Several goals guided our planning and design efforts including creating an environment that supports team-based and project-based learning, providing generous public and social spaces for collaboration and informal gathering, ensuring adaptability for multiple disciplines and team design and flexibility to accommodate change over the long term.
The heart of this building is the 20,000 square foot Student Design Centre (SDC), a world-class facility for undergraduate research, experimentation and innovation. Occupying the first and the majority of the second floor, it includes numerous work bays, design studios, meeting rooms, the WEEF student machine shop, three engine test labs and a large computer commons.
The Department of Electrical and Computer Engineering (ECE) and the Department of Mechanical and Megatronics Engineering (MME) and the Department of Systems Design Engineering are located on the building's upper levels. These floors include administrative offices; dry labs, classrooms and common rooms; workshops and studios. Tying into the SDC is an anechoic testing chamber housing the Centre for Intelligent Antenna and Radio Systems, the most advanced laboratory for next generation wireless research in Canada. The interior of the chamber is lined with a complex array of isolating pyramids, which provided inspiration for the building's expressive fritted glass façade.

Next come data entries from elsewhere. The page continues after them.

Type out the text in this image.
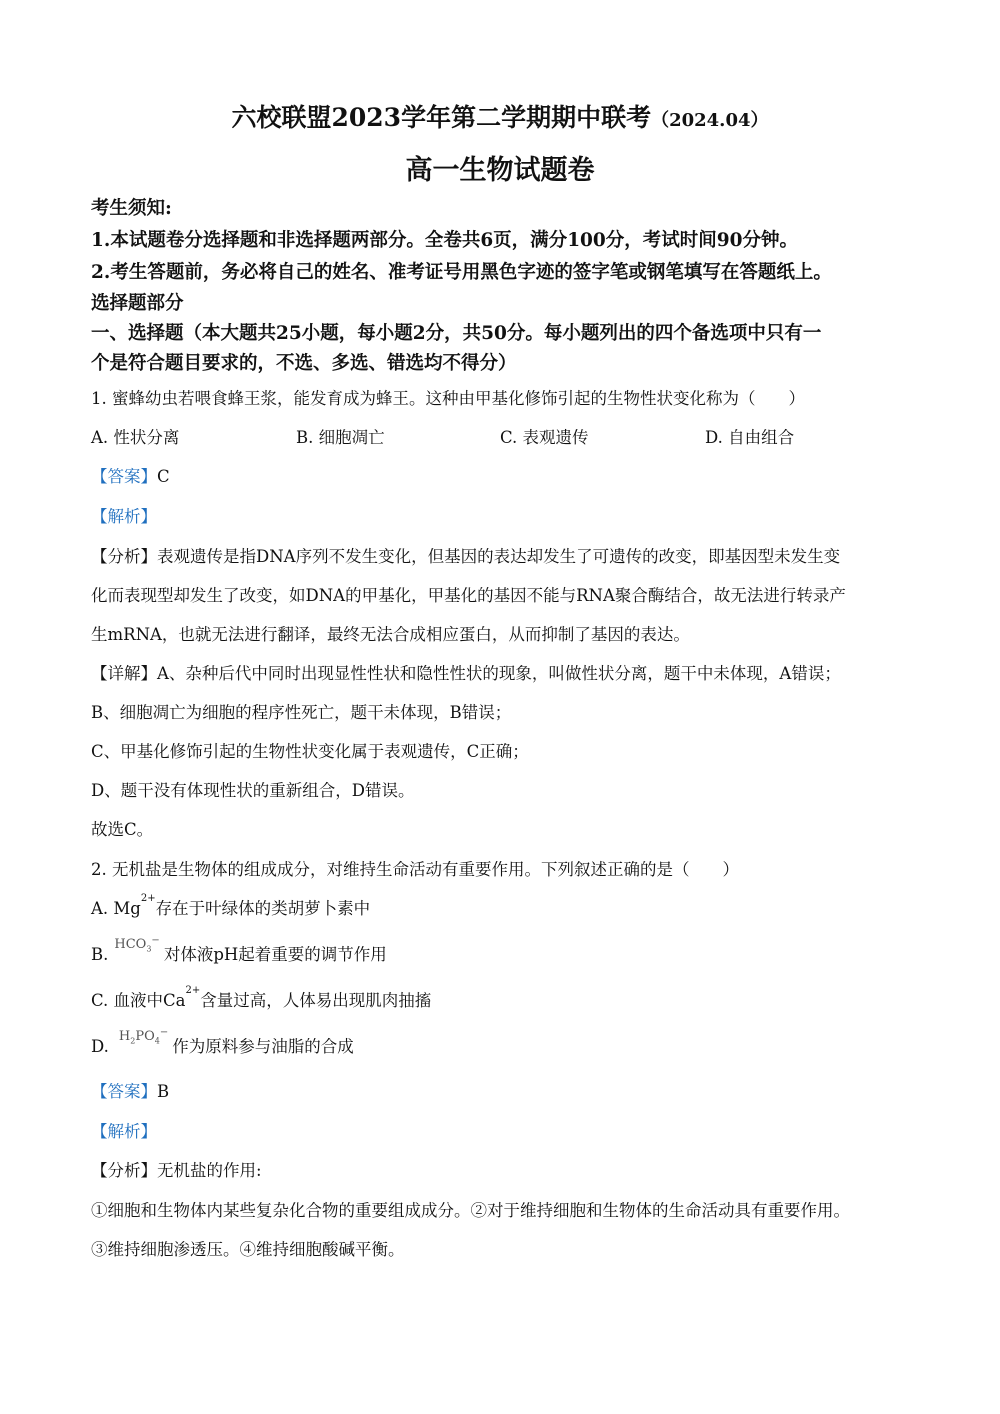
六校联盟2023学年第二学期期中联考（2024.04）
高一生物试题卷
考生须知:
1.本试题卷分选择题和非选择题两部分。全卷共6页，满分100分，考试时间90分钟。
2.考生答题前，务必将自己的姓名、准考证号用黑色字迹的签字笔或钢笔填写在答题纸上。
选择题部分
一、选择题（本大题共25小题，每小题2分，共50分。每小题列出的四个备选项中只有一
个是符合题目要求的，不选、多选、错选均不得分）
1. 蜜蜂幼虫若喂食蜂王浆，能发育成为蜂王。这种由甲基化修饰引起的生物性状变化称为（　　）
A. 性状分离	B. 细胞凋亡	C. 表观遗传	D. 自由组合
【答案】C
【解析】
【分析】表观遗传是指DNA序列不发生变化，但基因的表达却发生了可遗传的改变，即基因型未发生变
化而表现型却发生了改变，如DNA的甲基化，甲基化的基因不能与RNA聚合酶结合，故无法进行转录产
生mRNA，也就无法进行翻译，最终无法合成相应蛋白，从而抑制了基因的表达。
【详解】A、杂种后代中同时出现显性性状和隐性性状的现象，叫做性状分离，题干中未体现，A错误；
B、细胞凋亡为细胞的程序性死亡，题干未体现，B错误；
C、甲基化修饰引起的生物性状变化属于表观遗传，C正确；
D、题干没有体现性状的重新组合，D错误。
故选C。
2. 无机盐是生物体的组成成分，对维持生命活动有重要作用。下列叙述正确的是（　　）
A. $Mg^{2+}$存在于叶绿体的类胡萝卜素中
$B.HCO_3^-$对体液pH起着重要的调节作用
C. 血液中$Ca^{2+}$含量过高，人体易出现肌肉抽搐
$D.H_2PO_4^-$作为原料参与油脂的合成
【答案】B
【解析】
【分析】无机盐的作用:
①细胞和生物体内某些复杂化合物的重要组成成分。②对于维持细胞和生物体的生命活动具有重要作用。
③维持细胞渗透压。④维持细胞酸碱平衡。
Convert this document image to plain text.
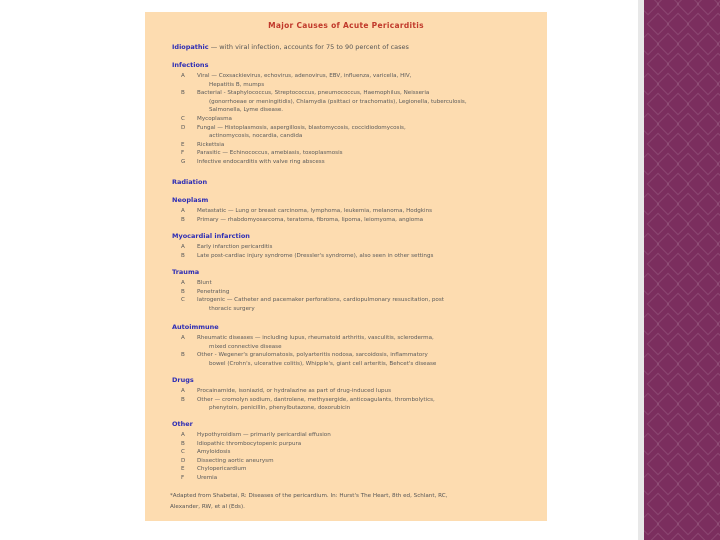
Major Causes of Acute Pericarditis
Idiopathic — with viral infection, accounts for 75 to 90 percent of cases
Infections
A Viral — Coxsackievirus, echovirus, adenovirus, EBV, influenza, varicella, HIV,
Hepatitis B, mumps
B Bacterial - Staphylococcus, Streptococcus, pneumococcus, Haemophilus, Neisseria
(gonorrhoeae or meningitidis), Chlamydia (psittaci or trachomatis), Legionella, tuberculosis,
Salmonella, Lyme disease.
C Mycoplasma
D Fungal — Histoplasmosis, aspergillosis, blastomycosis, coccidiodomycosis,
actinomycosis, nocardia, candida
E Rickettsia
F Parasitic — Echinococcus, amebiasis, toxoplasmosis
G Infective endocarditis with valve ring abscess
Radiation
Neoplasm
A Metastatic — Lung or breast carcinoma, lymphoma, leukemia, melanoma, Hodgkins
B Primary — rhabdomyosarcoma, teratoma, fibroma, lipoma, leiomyoma, angioma
Myocardial infarction
A Early infarction pericarditis
B Late post-cardiac injury syndrome (Dressler's syndrome), also seen in other settings
Trauma
A Blunt
B Penetrating
C Iatrogenic — Catheter and pacemaker perforations, cardiopulmonary resuscitation, post
thoracic surgery
Autoimmune
A Rheumatic diseases — including lupus, rheumatoid arthritis, vasculitis, scleroderma,
mixed connective disease
B Other - Wegener's granulomatosis, polyarteritis nodosa, sarcoidosis, inflammatory
bowel (Crohn's, ulcerative colitis), Whipple's, giant cell arteritis, Behcet's disease
Drugs
A Procainamide, isoniazid, or hydralazine as part of drug-induced lupus
B Other — cromolyn sodium, dantrolene, methysergide, anticoagulants, thrombolytics,
phenytoin, penicillin, phenylbutazone, doxorubicin
Other
A Hypothyroidism — primarily pericardial effusion
B Idiopathic thrombocytopenic purpura
C Amyloidosis
D Dissecting aortic aneurysm
E Chylopericardium
F Uremia
*Adapted from Shabetai, R: Diseases of the pericardium. In: Hurst's The Heart, 8th ed, Schlant, RC,
Alexander, RW, et al (Eds).
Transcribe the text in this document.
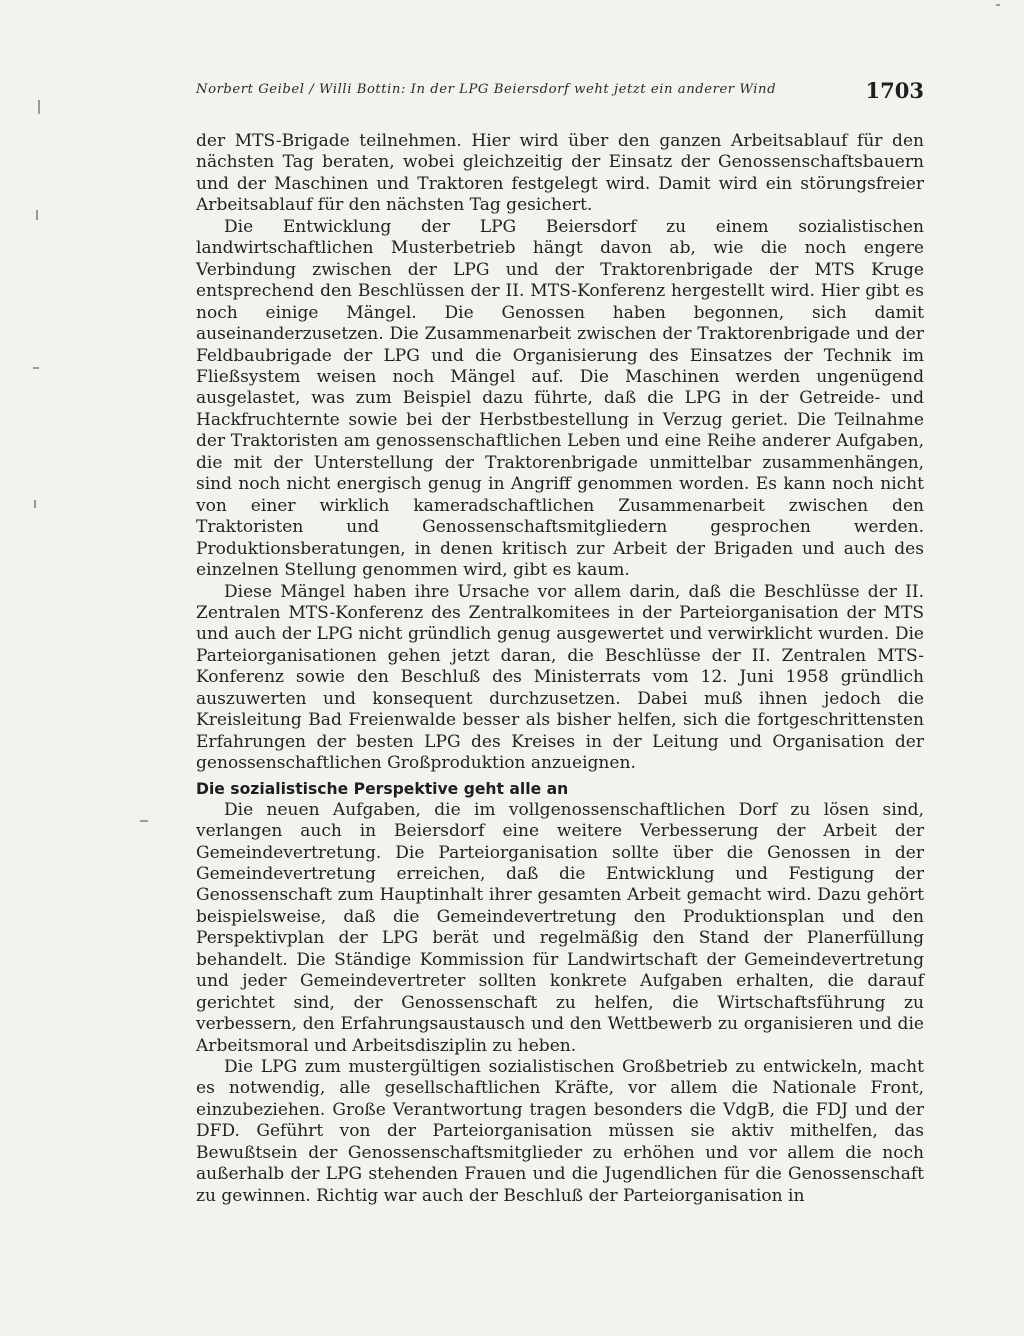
Norbert Geibel / Willi Bottin: In der LPG Beiersdorf weht jetzt ein anderer Wind	1703

der MTS-Brigade teilnehmen. Hier wird über den ganzen Arbeitsablauf für den nächsten Tag beraten, wobei gleichzeitig der Einsatz der Genossenschaftsbauern und der Maschinen und Traktoren festgelegt wird. Damit wird ein störungsfreier Arbeitsablauf für den nächsten Tag gesichert.

Die Entwicklung der LPG Beiersdorf zu einem sozialistischen landwirtschaftlichen Musterbetrieb hängt davon ab, wie die noch engere Verbindung zwischen der LPG und der Traktorenbrigade der MTS Kruge entsprechend den Beschlüssen der II. MTS-Konferenz hergestellt wird. Hier gibt es noch einige Mängel. Die Genossen haben begonnen, sich damit auseinanderzusetzen. Die Zusammenarbeit zwischen der Traktorenbrigade und der Feldbaubrigade der LPG und die Organisierung des Einsatzes der Technik im Fließsystem weisen noch Mängel auf. Die Maschinen werden ungenügend ausgelastet, was zum Beispiel dazu führte, daß die LPG in der Getreide- und Hackfruchternte sowie bei der Herbstbestellung in Verzug geriet. Die Teilnahme der Traktoristen am genossenschaftlichen Leben und eine Reihe anderer Aufgaben, die mit der Unterstellung der Traktorenbrigade unmittelbar zusammenhängen, sind noch nicht energisch genug in Angriff genommen worden. Es kann noch nicht von einer wirklich kameradschaftlichen Zusammenarbeit zwischen den Traktoristen und Genossenschaftsmitgliedern gesprochen werden. Produktionsberatungen, in denen kritisch zur Arbeit der Brigaden und auch des einzelnen Stellung genommen wird, gibt es kaum.

Diese Mängel haben ihre Ursache vor allem darin, daß die Beschlüsse der II. Zentralen MTS-Konferenz des Zentralkomitees in der Parteiorganisation der MTS und auch der LPG nicht gründlich genug ausgewertet und verwirklicht wurden. Die Parteiorganisationen gehen jetzt daran, die Beschlüsse der II. Zentralen MTS-Konferenz sowie den Beschluß des Ministerrats vom 12. Juni 1958 gründlich auszuwerten und konsequent durchzusetzen. Dabei muß ihnen jedoch die Kreisleitung Bad Freienwalde besser als bisher helfen, sich die fortgeschrittensten Erfahrungen der besten LPG des Kreises in der Leitung und Organisation der genossenschaftlichen Großproduktion anzueignen.

Die sozialistische Perspektive geht alle an

Die neuen Aufgaben, die im vollgenossenschaftlichen Dorf zu lösen sind, verlangen auch in Beiersdorf eine weitere Verbesserung der Arbeit der Gemeindevertretung. Die Parteiorganisation sollte über die Genossen in der Gemeindevertretung erreichen, daß die Entwicklung und Festigung der Genossenschaft zum Hauptinhalt ihrer gesamten Arbeit gemacht wird. Dazu gehört beispielsweise, daß die Gemeindevertretung den Produktionsplan und den Perspektivplan der LPG berät und regelmäßig den Stand der Planerfüllung behandelt. Die Ständige Kommission für Landwirtschaft der Gemeindevertretung und jeder Gemeindevertreter sollten konkrete Aufgaben erhalten, die darauf gerichtet sind, der Genossenschaft zu helfen, die Wirtschaftsführung zu verbessern, den Erfahrungsaustausch und den Wettbewerb zu organisieren und die Arbeitsmoral und Arbeitsdisziplin zu heben.

Die LPG zum mustergültigen sozialistischen Großbetrieb zu entwickeln, macht es notwendig, alle gesellschaftlichen Kräfte, vor allem die Nationale Front, einzubeziehen. Große Verantwortung tragen besonders die VdgB, die FDJ und der DFD. Geführt von der Parteiorganisation müssen sie aktiv mithelfen, das Bewußtsein der Genossenschaftsmitglieder zu erhöhen und vor allem die noch außerhalb der LPG stehenden Frauen und die Jugendlichen für die Genossenschaft zu gewinnen. Richtig war auch der Beschluß der Parteiorganisation in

Students and faculty gather in a number of informal collaborative spaces organized around the central atrium, a green roof terrace above the anechoic chamber and a 2-story hanging garden that dominates the west facade and signifies the building entry. These are the kinds of rich, collaborative environments in which research and learning thrive.
While the lower two floor of Engineering Five are largely transparent to showcase the Student Design Centre, the upper four floors feature glazing with an array of graduated dots patterned to create the illusion of a series of protruding pyramids. The frit pattern marks the major circulation corridor that continues as a flying bridge over the campus ring road and regional rail line linking Engineering Five to the main campus.